Asia took a different path. Science made friends with
religion, especially Taoism and Confucianism, and it also made an ally of art.
Indeed, through art Buddhism and Shinto were brought into the fold.
The two
results of this were that science grew very slowly, befitting a society where
the experts were simultaneously monks and artists and scientists, and it
developed in a space where morality, strength and symmetry were all considered.
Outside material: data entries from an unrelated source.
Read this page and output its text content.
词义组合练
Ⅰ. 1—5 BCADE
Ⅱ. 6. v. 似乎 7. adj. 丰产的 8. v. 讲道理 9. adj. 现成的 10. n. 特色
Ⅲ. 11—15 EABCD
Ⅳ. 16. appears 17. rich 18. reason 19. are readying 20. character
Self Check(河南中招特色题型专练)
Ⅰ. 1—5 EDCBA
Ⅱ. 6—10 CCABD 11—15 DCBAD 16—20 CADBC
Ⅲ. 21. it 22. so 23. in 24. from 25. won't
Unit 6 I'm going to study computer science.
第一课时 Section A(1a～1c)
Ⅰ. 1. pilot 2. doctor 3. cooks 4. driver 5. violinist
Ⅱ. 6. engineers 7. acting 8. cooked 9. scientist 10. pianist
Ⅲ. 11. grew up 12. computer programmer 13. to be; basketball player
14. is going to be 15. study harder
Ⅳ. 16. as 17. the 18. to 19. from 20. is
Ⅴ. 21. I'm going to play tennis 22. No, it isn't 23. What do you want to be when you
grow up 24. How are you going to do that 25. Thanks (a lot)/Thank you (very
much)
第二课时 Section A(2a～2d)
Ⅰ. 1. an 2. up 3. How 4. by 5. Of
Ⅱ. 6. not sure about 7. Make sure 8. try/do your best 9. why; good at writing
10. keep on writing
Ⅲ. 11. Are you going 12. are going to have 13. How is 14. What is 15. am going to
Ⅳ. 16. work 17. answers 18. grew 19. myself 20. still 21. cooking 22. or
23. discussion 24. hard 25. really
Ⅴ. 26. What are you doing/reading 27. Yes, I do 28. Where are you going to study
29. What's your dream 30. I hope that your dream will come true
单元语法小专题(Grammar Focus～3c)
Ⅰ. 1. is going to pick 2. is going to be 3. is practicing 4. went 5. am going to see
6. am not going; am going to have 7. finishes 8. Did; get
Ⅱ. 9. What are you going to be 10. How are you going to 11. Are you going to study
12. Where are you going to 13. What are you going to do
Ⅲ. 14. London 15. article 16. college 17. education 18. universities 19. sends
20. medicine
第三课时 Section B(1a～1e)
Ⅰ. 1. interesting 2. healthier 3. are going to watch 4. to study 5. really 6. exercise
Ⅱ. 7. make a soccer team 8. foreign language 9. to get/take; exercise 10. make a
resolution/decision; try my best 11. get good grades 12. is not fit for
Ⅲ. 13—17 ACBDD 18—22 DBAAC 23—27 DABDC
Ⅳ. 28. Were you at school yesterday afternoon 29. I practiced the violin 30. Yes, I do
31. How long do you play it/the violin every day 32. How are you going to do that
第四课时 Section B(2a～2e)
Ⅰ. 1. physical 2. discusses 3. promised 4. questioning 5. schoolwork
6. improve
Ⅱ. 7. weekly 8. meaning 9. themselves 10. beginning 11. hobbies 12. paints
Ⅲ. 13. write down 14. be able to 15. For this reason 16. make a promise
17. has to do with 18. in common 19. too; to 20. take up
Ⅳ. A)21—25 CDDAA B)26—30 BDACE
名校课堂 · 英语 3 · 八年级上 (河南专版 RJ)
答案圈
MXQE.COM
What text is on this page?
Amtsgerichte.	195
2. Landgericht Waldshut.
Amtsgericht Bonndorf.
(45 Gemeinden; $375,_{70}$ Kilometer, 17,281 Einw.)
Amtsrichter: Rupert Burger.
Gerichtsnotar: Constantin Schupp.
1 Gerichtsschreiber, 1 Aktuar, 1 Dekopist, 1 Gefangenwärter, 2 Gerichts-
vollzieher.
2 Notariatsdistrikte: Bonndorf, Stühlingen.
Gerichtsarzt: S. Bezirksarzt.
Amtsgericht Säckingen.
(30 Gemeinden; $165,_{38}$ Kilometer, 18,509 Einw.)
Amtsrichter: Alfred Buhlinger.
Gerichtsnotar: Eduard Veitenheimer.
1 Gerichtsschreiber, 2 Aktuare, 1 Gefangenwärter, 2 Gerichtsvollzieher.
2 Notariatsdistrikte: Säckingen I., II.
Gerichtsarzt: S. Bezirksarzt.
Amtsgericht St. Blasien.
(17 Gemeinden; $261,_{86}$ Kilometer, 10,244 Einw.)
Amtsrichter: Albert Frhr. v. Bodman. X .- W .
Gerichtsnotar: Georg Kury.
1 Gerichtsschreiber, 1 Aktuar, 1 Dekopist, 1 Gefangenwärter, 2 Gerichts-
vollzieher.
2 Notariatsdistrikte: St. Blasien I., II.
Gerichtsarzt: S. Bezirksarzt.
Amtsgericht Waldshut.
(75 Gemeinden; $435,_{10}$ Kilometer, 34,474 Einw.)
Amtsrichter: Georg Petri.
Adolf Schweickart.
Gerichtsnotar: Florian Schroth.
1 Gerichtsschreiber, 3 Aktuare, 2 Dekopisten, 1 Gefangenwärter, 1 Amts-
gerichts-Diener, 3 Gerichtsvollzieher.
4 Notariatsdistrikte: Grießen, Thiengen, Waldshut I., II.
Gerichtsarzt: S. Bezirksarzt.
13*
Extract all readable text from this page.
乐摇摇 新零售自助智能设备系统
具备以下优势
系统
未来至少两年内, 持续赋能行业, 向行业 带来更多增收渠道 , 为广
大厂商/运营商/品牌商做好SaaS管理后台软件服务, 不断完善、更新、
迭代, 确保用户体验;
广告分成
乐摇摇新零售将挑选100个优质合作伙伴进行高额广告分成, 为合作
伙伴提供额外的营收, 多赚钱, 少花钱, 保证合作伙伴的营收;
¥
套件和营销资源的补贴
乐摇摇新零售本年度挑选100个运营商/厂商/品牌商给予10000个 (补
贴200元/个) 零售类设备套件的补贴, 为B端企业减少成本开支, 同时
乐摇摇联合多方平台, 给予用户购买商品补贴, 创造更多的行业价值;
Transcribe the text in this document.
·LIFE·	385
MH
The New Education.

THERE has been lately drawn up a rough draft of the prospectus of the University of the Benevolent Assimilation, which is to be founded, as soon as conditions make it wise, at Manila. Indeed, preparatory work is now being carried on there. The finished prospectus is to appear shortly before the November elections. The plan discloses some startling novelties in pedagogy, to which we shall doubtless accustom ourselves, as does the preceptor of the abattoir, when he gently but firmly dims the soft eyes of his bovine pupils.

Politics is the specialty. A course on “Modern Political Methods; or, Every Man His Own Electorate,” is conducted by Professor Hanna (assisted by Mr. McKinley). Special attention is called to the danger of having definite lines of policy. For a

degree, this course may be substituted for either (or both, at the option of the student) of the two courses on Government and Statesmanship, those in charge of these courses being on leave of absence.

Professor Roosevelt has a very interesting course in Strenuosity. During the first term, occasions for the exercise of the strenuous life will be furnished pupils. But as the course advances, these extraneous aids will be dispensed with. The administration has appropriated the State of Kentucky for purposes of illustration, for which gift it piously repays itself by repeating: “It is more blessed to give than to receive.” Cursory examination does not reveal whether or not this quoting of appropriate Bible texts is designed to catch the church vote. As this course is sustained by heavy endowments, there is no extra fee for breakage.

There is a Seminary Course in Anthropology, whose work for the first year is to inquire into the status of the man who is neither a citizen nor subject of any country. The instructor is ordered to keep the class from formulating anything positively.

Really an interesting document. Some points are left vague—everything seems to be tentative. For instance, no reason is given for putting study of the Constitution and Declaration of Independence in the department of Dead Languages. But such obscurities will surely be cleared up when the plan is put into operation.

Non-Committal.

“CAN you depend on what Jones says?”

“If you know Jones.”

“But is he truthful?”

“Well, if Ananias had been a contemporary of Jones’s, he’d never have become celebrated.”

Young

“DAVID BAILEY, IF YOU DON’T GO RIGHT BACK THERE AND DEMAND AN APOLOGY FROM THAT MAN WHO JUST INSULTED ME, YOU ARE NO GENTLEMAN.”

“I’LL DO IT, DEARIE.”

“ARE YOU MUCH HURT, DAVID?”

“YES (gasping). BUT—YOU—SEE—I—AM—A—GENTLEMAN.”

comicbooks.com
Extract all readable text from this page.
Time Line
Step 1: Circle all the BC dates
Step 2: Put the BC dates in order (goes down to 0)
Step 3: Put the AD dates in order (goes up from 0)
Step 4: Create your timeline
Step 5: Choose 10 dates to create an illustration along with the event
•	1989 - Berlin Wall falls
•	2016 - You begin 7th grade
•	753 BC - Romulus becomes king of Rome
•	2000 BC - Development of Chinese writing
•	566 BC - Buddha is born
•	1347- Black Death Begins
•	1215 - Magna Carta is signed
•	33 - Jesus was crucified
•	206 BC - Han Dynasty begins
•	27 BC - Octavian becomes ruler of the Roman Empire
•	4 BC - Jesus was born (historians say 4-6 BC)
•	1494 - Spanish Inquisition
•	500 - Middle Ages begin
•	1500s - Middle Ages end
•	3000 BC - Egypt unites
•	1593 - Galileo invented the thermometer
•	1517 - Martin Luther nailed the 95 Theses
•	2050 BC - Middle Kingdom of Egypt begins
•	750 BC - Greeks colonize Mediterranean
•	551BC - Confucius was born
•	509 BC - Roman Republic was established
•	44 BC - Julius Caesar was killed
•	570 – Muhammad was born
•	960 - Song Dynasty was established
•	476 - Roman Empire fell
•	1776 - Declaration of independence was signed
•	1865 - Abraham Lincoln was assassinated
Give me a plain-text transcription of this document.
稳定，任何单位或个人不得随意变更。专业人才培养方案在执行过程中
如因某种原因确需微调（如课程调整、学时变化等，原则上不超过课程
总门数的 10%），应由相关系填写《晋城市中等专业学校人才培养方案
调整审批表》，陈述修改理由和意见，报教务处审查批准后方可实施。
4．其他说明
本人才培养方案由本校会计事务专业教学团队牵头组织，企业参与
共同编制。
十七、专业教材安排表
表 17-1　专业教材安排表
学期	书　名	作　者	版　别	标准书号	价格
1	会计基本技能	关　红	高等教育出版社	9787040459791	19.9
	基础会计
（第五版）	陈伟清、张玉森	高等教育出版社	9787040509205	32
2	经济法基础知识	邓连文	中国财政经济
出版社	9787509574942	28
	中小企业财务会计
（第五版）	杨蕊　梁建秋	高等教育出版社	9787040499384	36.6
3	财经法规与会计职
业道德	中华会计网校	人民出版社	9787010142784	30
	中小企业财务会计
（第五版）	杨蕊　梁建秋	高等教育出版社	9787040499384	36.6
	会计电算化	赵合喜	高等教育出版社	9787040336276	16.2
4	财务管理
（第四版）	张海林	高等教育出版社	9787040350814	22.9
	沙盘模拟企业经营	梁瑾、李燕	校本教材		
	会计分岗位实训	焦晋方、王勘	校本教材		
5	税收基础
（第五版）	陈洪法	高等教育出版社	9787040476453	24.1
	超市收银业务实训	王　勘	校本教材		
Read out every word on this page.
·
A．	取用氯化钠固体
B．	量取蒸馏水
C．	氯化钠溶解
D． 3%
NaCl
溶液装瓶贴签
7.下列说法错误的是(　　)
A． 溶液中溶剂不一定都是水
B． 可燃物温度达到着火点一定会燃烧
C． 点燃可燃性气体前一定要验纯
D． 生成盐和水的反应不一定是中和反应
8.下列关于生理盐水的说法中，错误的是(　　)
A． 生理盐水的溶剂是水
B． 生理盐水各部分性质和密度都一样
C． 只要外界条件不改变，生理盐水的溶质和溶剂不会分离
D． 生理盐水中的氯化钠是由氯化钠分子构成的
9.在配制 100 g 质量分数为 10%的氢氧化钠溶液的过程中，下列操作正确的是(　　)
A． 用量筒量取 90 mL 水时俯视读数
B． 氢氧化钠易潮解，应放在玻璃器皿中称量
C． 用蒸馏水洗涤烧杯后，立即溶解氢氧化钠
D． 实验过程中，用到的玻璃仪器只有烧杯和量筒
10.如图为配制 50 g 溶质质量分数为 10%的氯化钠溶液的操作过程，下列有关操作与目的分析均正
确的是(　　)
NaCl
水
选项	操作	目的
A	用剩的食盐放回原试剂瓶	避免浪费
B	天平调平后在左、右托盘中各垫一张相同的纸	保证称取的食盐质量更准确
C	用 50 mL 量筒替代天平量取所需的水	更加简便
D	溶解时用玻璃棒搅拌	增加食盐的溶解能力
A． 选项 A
When imperialism and more recently communism and capitalism gained ascendancy
in the Orient, these new "ideals" took the place of the older religions. They
were not enemies of science and technology, but its natural allies.
Science
became the tool and passion of the state, and technology is seen and pursued as
an extension of cultural values.
In short, in a world where science is all grown up and in
its prime, the West is uncomfortable with it while the East has fully embraced
its values and methods.
As Jillayne Thomas pointed out in the late 2000s, for
example, every member of the Chinese politburu was an engineer by trade. The
West, in contrast, is run by professional politicians, attorneys and some
businesspeople.
Once in a while a medical doctor gets elected, but as engineers
and physicists are fond of pointing out, medicine is a practice rather than a
hard science.
What this means to the future remains to be seen. Science
has become so specialized that in our day that elected officials need full-time
experts just to interpret what the experts are saying, and the regular citizens
are left dependent on politicians, media and other specialists just to tell us
what the experts are telling the President that the experts are saying the specialists
have said.
In such a model, top-down political systems like those that
predominate in the East are more efficient in dealing with and overcoming
challenges and in envisioning, planning and implementing grand visions.
If America is to compete in such a world and also maintain
its freedom, the regular citizens need to take our education a lot more
seriously.
A simple read of the great books of civilization, including but not
limited to the scientific works, will make all the difference (this is not too simplistic--these readings are deep). Otherwise, the Eastern model of top-down
government will continue to gain power and ascendancy.